The season was changing. “Berrying days are buried,” the Ticonderoga Sentinel reported on September 8, 1876. “The evenings are delightful, and some persons are covering over the more delicate plants to keep off the frost.”
There was even bigger change afoot at the local weekly newspaper, under new ownership. The two-and-a-half-year-old newspaper made its first political endorsements – for Republican presidential candidate Rutherford B. Hayes and gubernatorial candidate Edwin D. Morgan.
The Sentinel Association, the new owners of the Essex County, NY newspaper, insisted it would remain an “independent.”
“It will hereafter be an ‘independent’ newspaper, condemning what it believes to be wrong, and upholding and advocating what it believes to be right. It will not aim to be
partisan, and in all contests, political or otherwise, will endeavor to be fair and impartial,” an editorial stated. “But, in the present struggle for supremacy between the
two great parties of the day, we cannot remain neutral. Our duty as a citizen forbids it.”

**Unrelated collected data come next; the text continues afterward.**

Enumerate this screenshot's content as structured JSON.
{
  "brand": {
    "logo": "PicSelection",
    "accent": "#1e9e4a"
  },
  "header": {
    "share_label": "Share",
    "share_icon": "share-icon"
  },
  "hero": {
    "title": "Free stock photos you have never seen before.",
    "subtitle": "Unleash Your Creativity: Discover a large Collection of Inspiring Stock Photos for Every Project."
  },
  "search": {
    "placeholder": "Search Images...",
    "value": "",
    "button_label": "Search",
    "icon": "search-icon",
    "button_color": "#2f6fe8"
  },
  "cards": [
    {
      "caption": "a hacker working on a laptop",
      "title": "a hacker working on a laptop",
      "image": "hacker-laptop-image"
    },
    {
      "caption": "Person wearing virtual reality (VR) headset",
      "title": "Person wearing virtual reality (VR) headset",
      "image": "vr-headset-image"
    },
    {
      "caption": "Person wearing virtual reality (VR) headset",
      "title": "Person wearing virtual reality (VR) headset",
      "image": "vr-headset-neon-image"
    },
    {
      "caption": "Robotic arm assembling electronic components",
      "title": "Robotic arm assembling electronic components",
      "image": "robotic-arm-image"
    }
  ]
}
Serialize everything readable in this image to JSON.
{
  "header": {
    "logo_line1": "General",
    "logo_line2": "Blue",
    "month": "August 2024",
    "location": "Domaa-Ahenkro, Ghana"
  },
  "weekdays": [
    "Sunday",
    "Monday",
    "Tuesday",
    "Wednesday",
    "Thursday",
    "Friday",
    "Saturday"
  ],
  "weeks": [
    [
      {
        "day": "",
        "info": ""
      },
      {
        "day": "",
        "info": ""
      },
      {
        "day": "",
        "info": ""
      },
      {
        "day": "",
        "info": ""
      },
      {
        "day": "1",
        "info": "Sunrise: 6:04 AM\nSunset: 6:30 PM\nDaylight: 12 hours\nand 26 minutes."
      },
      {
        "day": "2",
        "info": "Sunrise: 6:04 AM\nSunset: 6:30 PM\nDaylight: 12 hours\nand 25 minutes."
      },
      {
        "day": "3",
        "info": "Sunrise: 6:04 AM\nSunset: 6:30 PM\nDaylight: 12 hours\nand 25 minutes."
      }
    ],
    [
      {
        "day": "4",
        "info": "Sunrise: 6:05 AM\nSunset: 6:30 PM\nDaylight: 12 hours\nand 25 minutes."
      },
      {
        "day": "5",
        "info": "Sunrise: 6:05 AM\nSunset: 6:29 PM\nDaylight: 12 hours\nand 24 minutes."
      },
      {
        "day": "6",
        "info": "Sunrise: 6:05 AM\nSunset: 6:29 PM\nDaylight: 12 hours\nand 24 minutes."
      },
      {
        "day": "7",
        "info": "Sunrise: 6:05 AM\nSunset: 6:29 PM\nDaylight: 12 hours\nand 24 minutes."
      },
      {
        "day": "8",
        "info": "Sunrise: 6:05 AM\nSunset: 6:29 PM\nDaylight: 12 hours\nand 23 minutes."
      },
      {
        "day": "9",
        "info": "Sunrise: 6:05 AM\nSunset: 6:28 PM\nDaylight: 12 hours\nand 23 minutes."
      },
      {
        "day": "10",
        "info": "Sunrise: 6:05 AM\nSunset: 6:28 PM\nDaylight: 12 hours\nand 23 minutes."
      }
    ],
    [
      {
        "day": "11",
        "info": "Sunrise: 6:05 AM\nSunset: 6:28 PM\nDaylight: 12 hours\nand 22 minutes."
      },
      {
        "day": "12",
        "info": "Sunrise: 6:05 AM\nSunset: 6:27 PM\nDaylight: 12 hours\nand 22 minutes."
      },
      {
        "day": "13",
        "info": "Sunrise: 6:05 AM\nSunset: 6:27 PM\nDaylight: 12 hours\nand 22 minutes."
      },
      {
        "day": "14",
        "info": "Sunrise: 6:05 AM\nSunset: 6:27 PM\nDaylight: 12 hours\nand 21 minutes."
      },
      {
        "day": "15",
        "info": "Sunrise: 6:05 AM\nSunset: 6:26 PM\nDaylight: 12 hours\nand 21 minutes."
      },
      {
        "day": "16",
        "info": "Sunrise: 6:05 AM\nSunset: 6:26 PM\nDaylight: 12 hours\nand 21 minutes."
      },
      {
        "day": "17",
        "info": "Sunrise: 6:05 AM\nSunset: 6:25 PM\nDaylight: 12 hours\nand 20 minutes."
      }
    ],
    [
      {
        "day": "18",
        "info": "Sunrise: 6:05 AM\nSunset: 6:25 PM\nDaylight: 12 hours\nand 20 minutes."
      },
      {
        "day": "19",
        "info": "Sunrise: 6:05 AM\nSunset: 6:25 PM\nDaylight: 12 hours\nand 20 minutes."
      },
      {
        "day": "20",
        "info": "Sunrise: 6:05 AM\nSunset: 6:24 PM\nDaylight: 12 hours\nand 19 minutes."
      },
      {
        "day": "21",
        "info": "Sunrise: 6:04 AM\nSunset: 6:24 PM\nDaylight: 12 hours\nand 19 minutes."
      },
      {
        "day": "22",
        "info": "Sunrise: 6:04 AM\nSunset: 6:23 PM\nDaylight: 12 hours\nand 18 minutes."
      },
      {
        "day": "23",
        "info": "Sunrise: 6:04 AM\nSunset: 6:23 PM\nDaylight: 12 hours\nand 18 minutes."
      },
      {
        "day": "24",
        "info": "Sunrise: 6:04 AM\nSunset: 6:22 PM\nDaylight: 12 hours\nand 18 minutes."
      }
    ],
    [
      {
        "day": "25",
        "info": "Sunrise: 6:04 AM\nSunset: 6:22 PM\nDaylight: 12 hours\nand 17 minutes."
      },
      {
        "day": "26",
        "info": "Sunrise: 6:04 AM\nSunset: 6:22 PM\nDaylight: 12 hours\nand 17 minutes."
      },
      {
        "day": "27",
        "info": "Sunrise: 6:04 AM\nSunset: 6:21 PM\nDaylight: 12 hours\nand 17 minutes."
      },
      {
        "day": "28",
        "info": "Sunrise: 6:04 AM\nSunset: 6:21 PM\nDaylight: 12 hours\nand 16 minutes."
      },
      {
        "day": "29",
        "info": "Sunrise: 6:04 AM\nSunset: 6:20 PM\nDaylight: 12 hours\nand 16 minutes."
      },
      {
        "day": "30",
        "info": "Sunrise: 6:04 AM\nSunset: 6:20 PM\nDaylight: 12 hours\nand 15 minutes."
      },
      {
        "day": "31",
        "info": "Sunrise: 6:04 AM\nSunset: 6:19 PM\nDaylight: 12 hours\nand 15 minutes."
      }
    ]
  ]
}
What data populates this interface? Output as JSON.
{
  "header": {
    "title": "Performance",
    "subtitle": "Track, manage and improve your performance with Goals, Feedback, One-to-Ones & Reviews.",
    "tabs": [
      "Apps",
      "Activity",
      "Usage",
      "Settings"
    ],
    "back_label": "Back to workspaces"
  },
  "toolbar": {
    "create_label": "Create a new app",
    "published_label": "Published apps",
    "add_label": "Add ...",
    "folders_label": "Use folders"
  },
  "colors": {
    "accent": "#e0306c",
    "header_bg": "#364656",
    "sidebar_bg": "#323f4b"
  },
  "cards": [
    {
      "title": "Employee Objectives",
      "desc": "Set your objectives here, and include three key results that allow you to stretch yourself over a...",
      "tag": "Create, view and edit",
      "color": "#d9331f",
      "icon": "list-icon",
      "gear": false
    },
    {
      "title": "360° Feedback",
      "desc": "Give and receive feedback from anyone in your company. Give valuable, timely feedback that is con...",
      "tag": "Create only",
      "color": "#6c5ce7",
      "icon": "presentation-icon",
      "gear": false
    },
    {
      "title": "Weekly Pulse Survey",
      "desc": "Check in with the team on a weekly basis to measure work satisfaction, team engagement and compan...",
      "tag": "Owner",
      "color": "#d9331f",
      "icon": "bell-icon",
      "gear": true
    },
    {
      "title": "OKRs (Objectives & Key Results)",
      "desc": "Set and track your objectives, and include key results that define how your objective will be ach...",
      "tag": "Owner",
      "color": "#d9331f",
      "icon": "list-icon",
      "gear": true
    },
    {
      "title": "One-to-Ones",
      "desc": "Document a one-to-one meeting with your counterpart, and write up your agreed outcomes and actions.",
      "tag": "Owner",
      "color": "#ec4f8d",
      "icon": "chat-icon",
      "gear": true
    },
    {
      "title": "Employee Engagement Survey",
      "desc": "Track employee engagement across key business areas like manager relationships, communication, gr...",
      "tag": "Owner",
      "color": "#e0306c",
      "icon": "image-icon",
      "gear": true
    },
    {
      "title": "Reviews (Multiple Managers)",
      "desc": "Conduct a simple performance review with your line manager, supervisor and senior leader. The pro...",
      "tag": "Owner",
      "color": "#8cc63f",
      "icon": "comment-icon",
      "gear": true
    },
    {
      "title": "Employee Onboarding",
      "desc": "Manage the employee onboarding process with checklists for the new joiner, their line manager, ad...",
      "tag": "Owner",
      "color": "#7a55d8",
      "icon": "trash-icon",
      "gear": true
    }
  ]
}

The new ownership asked for subscribers, at a cost of $1.50 annually, the equivalent of $43 in 2024 dollars, payable in advance.
“Having assumed the management of the Sentinel, we ask for it, the earnest support of all interested in its growth, prosperity and highest well-being of Ticonderoga and vicinity. The task before us is not an easy one,” the editorial stated.
“A local paper the town needs. We have agricultural interests to be noticed, manufacturing and mercantile enterprises to be encouraged, unrivaled water power to be improved, vast mineral wealth to be developed, magnificent natural scenery to be seen and enjoyed.”
Illustration: The first Ticonderoga Sentinel, published in February, 1874.